Наследственность и проблема семьи

Идеи наследственности в романе недаром впервые звучат из уст Ракитина, которого Дмитрий именует «русским Бернаром». За драматической и вместе с тем карнавальной встречей всех Карамазовых в келье старца Зосимы, в ходе которой Федор Карамазов называет старшего сына отцеубийцей, а Зосима, к всеобщему изумлению, преклоняет перед Дмитрием колени, следует беседа Ракитина с Алешей. Ракитин предлагает первое – и весьма показательное – объяснение произошедшему: «По-моему, старик действительно прозорлив: уголовщину пронюхал. Смердит у вас. ‹…› В вашей семейке она будет, эта уголовщина. Случится она между твоими братцами и твоим богатеньким батюшкой»[456]. В дополнение к этой интерпретации необычного поступка Зосимы Ракитин выдвигает своего рода научное объяснение карамазовской наследственности, проявления которой он, в соответствии с законом природы, усматривает и в Алеше с Иваном:

– Он – сладострастник. Вот его определение и вся внутренняя суть. Это отец ему передал свое подлое сладострастие. ‹…› В вашем семействе сладострастие до воспаления доведено. ‹…› Ты сам Карамазов, ты Карамазов вполне – стало быть, значит же что-нибудь порода и подбор. По отцу сладострастник, по матери юродивый. Чего дрожишь? Аль правду говорю? ‹…› Если уж и ты сладострастника в себе заключаешь, то что же брат твой Иван, единоутробный? Ведь и он Карамазов. В этом весь ваш карамазовский вопрос заключается: сладострастники, стяжатели и юродивые![457]

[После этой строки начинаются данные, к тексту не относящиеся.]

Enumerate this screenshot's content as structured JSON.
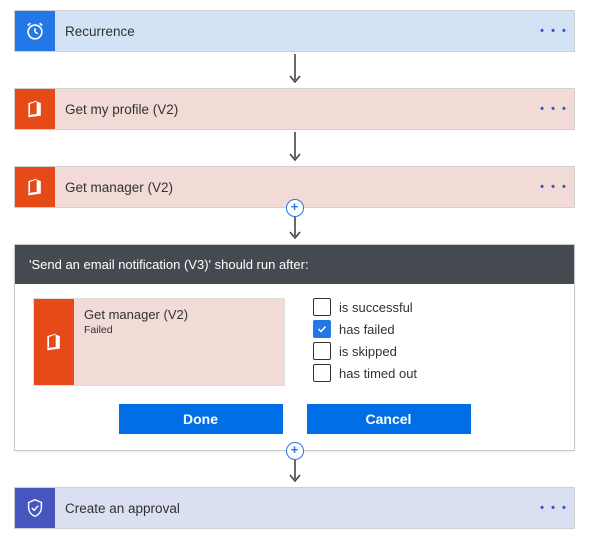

Дарвинистский лексикон Ракитина помещает его слова в контекст тривиально-детерминистского мировоззрения, считающего характер исключительно вопросом наследственности. По мнению Ракитина, «генетические данные» Карамазовых делают убийство неизбежным, так как дурная наследственность непреодолима. Конечно, автор морально дискредитирует Ракитина как носителя такого мировоззрения, рисуя образ явного стяжателя и карьериста. И все же представляется, что концепция наследственности со всеми своими детерминистскими импликациями, будучи облечена в слова, полностью завладевает художественным миром. Вопрос о нездоровой наследственности поднимают прежде всего Дмитрий, Иван и Алеша. Ее суть они усматривают в инстинктивной, патологической, переходящей всякие границы «безудержности вожделений», в доведенном «до воспаления» сладострастии[458]. Предшествующие убийству разговоры Алеши с обоими братьями вращаются вокруг проблемы непреодолимой карамазовской наследственности. Так, Дмитрий говорит Алеше:

– И мы все, Карамазовы, такие же, и в тебе, ангеле, это насекомое живет и в крови твоей бури родит. Это – бури, потому что сладострастье буря, больше бури! ‹…› Любил разврат, любил и срам разврата. Любил и жестокость: разве я не клоп, не злое насекомое? Сказано – Карамазов![459]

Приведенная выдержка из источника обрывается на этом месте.